Smooth Quant Recipe Tuning API (Prototype)
Smooth Quantization is a popular method to improve the accuracy of int8 quantization. The autotune API allows automatic global alpha tuning, and automatic layer-by-layer alpha tuning provided by Intel® Neural Compressor for the best INT8 accuracy.

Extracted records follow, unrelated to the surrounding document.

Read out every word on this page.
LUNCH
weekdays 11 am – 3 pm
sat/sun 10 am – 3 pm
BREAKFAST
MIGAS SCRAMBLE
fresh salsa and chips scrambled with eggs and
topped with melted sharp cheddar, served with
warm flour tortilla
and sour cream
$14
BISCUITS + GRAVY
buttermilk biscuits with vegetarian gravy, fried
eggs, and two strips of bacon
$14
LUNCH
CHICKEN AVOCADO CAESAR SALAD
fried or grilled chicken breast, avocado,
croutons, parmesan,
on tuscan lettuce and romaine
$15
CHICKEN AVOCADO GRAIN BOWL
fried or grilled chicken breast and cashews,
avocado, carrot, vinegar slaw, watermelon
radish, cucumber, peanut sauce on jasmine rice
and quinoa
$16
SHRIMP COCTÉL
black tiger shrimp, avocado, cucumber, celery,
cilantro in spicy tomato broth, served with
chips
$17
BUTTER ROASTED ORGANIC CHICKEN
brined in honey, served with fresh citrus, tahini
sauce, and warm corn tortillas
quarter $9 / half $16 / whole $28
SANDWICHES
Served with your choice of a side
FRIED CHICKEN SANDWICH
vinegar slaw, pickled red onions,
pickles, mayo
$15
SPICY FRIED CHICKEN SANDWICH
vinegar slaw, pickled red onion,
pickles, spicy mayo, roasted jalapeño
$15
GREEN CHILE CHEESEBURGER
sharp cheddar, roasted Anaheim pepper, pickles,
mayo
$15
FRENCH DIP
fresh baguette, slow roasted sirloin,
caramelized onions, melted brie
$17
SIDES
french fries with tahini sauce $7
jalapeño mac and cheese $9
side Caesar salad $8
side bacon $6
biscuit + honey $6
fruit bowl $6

SmoothQuant will introduce alpha to calculate the ratio of input and weight updates to reduce quantization error. SmoothQuant arguments are as below:
Arguments | Default Value | Available Values | Comments |
---|---|---|---|
alpha | 'auto' | [0-1] / 'auto' | value to balance input and weight quantization error. |
init_alpha | 0.5 | [0-1] / 'auto' | value to get baseline quantization error for auto-tuning. |
alpha_min | 0.0 | [0-1] | min value of auto-tuning alpha search space |
alpha_max | 1.0 | [0-1] | max value of auto-tuning alpha search space |
alpha_step | 0.1 | [0-1] | step_size of auto-tuning alpha search space |
shared_criterion | "mean" | ["min", "mean","max"] | criterion for input LayerNorm op of a transformer block. |
enable_blockwise_loss | False | [True, False] | whether to enable block-wise auto-tuning |
For LLM examples, please refer to example.
Note: When defining dataloaders for calibration, please follow INC’s dataloader format.